I have just finished reading “Germany
Calling” by Mary Kenny. Published
by New Island Press, it is a biography of William Joyce, popularly known as
Lord Haw Haw, who broadcast in English on German Radio during the Second World War. He was
captured shortly after the end of the war in hiding near the Danish border and was
the last person ever to be executed for treason in Britain.
Mary Kenny has done really detailed
research, visiting all the places where Joyce lived and interviewing everyone
who knew him or even had good second hand recollections of him. This is a
fascinating book about a man who was highly intelligent, but unbalanced and
volatile.
By any standard he was a contrarian and an
extremist.
As a 15 year old in 1922, he had to flee to
England from Galway, where he had been brought up in a relatively prosperous
family, because he was at risk of being assassinated because he was informing the
British forces of the whereabouts of local republicans. His father, though a Catholic,
opposed Irish separation from the United Kingdom and the young Joyce took that opinion
to extremes. The family eventually
followed him to England as some of their Irish properties were burned during
the Irish Civil War.
In England, he became, at first, a
fanatical British patriot and anti Semite. He was prominent in various Fascist
movements. He even formed a breakaway party of his own. But the British people
rejected his ideas and he became disillusioned.

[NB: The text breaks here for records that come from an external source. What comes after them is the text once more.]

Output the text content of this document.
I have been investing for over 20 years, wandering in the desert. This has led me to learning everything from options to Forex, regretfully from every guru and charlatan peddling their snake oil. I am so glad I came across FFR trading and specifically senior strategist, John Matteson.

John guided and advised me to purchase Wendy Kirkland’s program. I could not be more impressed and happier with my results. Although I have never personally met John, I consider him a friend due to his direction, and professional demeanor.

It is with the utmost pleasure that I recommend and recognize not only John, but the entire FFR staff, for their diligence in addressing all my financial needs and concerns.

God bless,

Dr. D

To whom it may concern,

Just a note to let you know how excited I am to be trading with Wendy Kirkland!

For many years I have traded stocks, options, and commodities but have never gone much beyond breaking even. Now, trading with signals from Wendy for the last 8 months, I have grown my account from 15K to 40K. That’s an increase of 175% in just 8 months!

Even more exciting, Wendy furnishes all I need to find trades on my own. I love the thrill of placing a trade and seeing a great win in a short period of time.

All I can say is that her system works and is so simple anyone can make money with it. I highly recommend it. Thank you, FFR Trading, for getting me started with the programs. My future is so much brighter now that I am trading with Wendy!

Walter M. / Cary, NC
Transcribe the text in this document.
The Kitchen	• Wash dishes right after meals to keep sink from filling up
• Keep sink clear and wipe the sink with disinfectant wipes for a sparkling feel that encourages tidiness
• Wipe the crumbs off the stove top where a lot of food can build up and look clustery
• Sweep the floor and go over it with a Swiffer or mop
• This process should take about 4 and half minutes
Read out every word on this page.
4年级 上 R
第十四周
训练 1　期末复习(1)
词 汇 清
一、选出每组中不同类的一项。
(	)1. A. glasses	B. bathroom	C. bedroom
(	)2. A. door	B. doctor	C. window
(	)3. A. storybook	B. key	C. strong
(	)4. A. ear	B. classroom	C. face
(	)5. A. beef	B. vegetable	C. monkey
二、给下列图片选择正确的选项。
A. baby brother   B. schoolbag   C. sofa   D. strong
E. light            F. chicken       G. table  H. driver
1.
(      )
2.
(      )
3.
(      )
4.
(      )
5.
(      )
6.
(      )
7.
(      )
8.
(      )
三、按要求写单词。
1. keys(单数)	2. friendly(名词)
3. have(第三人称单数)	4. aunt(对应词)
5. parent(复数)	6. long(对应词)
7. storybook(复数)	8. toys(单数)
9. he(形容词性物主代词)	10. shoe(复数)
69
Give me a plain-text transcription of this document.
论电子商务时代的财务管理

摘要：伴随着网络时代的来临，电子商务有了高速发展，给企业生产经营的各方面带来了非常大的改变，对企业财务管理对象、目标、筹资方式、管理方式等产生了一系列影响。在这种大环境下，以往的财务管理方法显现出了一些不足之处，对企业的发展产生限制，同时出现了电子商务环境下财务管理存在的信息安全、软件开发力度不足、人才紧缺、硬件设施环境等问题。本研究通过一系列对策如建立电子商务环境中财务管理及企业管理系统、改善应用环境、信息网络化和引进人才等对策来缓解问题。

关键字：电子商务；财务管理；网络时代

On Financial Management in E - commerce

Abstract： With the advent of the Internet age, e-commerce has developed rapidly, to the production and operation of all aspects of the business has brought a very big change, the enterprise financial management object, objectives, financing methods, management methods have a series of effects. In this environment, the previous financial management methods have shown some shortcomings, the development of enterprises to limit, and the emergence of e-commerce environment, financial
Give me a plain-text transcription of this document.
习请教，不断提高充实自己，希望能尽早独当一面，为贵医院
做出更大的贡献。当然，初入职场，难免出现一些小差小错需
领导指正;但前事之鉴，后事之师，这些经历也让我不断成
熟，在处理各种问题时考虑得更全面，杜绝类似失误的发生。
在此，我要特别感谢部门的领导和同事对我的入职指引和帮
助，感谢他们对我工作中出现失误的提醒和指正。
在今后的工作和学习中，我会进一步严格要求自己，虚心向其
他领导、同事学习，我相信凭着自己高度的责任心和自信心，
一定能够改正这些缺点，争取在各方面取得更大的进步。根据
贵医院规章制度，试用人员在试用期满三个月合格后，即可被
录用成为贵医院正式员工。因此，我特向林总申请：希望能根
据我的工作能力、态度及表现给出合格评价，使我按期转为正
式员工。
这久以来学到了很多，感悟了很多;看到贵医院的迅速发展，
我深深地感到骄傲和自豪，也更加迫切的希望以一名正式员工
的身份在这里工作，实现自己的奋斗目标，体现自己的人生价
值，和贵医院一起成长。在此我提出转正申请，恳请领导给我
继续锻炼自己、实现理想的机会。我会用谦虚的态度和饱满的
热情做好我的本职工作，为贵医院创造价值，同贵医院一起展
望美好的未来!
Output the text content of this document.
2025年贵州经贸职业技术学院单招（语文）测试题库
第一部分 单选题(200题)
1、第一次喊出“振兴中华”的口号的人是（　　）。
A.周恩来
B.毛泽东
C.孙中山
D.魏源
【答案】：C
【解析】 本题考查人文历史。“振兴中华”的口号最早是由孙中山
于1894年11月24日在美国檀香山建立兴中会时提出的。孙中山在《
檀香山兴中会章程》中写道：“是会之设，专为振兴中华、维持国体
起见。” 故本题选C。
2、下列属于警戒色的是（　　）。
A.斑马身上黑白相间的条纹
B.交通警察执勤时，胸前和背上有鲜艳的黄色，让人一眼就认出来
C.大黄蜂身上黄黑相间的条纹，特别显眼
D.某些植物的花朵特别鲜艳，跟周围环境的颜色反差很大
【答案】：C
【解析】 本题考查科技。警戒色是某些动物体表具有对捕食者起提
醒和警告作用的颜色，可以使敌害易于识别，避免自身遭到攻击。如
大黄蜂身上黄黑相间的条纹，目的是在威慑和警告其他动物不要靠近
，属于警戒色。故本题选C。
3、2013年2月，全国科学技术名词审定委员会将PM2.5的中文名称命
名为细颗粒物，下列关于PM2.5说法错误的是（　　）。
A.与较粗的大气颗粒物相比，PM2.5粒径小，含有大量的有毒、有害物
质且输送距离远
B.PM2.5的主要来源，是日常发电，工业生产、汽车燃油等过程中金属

Then, within days of war breaking out in autumn 1939, Joyce
got a tip off that he was about to be interned because of his pro German
agitation. He and his wife then took,
what was probably one of the last, trains to Germany before hostilities closed
all transport links, and arrived in Berlin just as Britain declared war.
Almost by chance, he got a job in the
English speaking service of German Radio.
He was a natural broadcaster, witty and sarcastic, and acquired a big following
in the early years of the war. His broadcasts were also popular in Ireland
where there was some pro German feeling.